Avete presente la cosiddetta «clausola per l’adeguamento del gasolio»? È quella contenuta nel comma 5 dell’articolo 83 bis del D.L. 112/2008 in cui è previsto che se il contratto di trasporto si svolge con prestazioni da effettuarsi per più di 30 giorni, la spesa che il vettore sostiene per gasolio e autostrada, così come risulta dal contratto o dalle fatture emesse nel corso del primo mese di prestazioni, va adeguata nel caso in cui il prezzo del carburante e/o quello dei pedaggi aumentino di oltre il 2% rispetto al momento in cui il contratto è stato concluso.

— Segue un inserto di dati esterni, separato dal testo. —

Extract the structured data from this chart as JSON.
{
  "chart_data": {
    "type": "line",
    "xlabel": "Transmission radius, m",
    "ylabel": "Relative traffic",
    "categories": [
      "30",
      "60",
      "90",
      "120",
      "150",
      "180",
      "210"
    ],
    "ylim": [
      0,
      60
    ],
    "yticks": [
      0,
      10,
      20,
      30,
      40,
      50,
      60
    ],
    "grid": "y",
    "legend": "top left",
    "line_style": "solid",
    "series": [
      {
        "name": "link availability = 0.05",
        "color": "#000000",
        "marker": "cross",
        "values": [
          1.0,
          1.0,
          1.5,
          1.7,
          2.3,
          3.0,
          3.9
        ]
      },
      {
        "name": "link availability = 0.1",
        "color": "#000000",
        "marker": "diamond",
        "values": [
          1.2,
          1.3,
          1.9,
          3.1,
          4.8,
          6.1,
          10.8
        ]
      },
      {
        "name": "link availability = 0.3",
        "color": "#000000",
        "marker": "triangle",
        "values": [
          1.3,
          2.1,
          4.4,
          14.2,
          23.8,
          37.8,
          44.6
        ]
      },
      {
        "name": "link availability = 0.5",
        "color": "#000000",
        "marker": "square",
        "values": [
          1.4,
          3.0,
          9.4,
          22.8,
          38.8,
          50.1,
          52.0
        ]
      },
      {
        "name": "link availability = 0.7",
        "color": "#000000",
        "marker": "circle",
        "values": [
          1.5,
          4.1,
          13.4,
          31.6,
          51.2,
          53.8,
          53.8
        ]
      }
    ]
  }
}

Questa norma è obbligatoria e quindi va comunque rispettata anche se non viene richiamata nel contratto, oppure le parti possono accordarsi per non applicarla? Il comma 5 dello stesso art. 83 bis delinea un meccanismo di adeguamento automatico del corrispettivo sulla base delle sole variazioni del prezzo del gasolio e delle tariffe autostradali laddove il contratto preveda prestazioni di trasporto da effettuarsi in un arco temporale superiore ai 30 giorni.
Nello specifico la parte di corrispettivo corrispondente al costo del carburante sostenuto dal vettore, e risultante da quanto riportato nella fattura, dovrà essere adeguata in base alle oscillazioni intervenute nel prezzo del gasolio che superino del 2% il valore preso a riferimento al momento della conclusione del contratto o dell’ultimo adeguamento effettuato.
È oggetto di discussione fra gli addetti ai lavori se detta clausola s’imponga comunque alla volontà dei contraenti (e quindi debba essere considerata inderogabile), ovvero se possa essere liberamente derogata dalla conforme volontà dei contraenti, soprattutto alla luce della piena riaffermazione del principio della piena liberalizzazione del corrispettivo del servizio di trasporto (i.e. dell’autonomia negoziale delle parti il che è lo stesso) come da previsione del comma 4 dell’art. 83 bis.
Al riguardo può senz’altro dirsi che la stessa previsione della pubblicazione, con cadenza mensile, nel sito internet del Ministero delle infrastrutture e dei trasporti dei valori indicativi di riferimento dei costi di esercizio delle imprese di autotrasporto per conto di terzi, ex articolo 1, comma 250 della legge 23 dicembre 2014, n. 190 (legge di Stabilità 2015), costituisce un chiaro segnale, da parte dei pubblici poteri, circa la legittimità di una contrazione della libertà di contrattazione fra vettori e committenti quando sia in gioco la tutela di interessi costituzionalmente rilevanti come la sicurezza e l’incolumità dei cittadini e degli utenti della strada, a maggior ragione dopo l’abolizione del regime dei costi minimi di sicurezza che alla tutela di quell’esigenza era preordinato.
A corroborare ulteriormente tale assunto deve ricordarsi come l’art. 4 del Decreto legislativo n. 286/2005 conferma la centralità del principio di tutela della sicurezza della circolazione stradale, stabilendo che «sono nulle le clausole del contratto di trasporto che comportano modalità, condizioni di esecuzione delle prestazioni contrarie alle norme sulla circolazione stradale».
Sostanzialmente nello stesso ordine di idee si pongono anche la normativa e la giurisprudenza comunitaria che della sicurezza in tutti i suoi aspetti (e quindi anche di quella stradale e sociale) hanno fatto un principio cardine dell’ordinamento cui gli Stati membri devono conformarsi.
L’indicazione dell’adeguamento automatico del corrispettivo trova applicazione nell’art 1339 del codice civile e si tratta di un’integrazione in funzione della tutela di interessi preminenti dell’ordinamento comunque prevalenti sulla volontà delle parti, tanto più in materia di tutela sicurezza stradale e sociale.
Nello stesso tempo occorre rilevare che la previsione di adeguamento del corrispettivo prevista nel comma 5 dell’articolo 83 bis è priva di sanzione.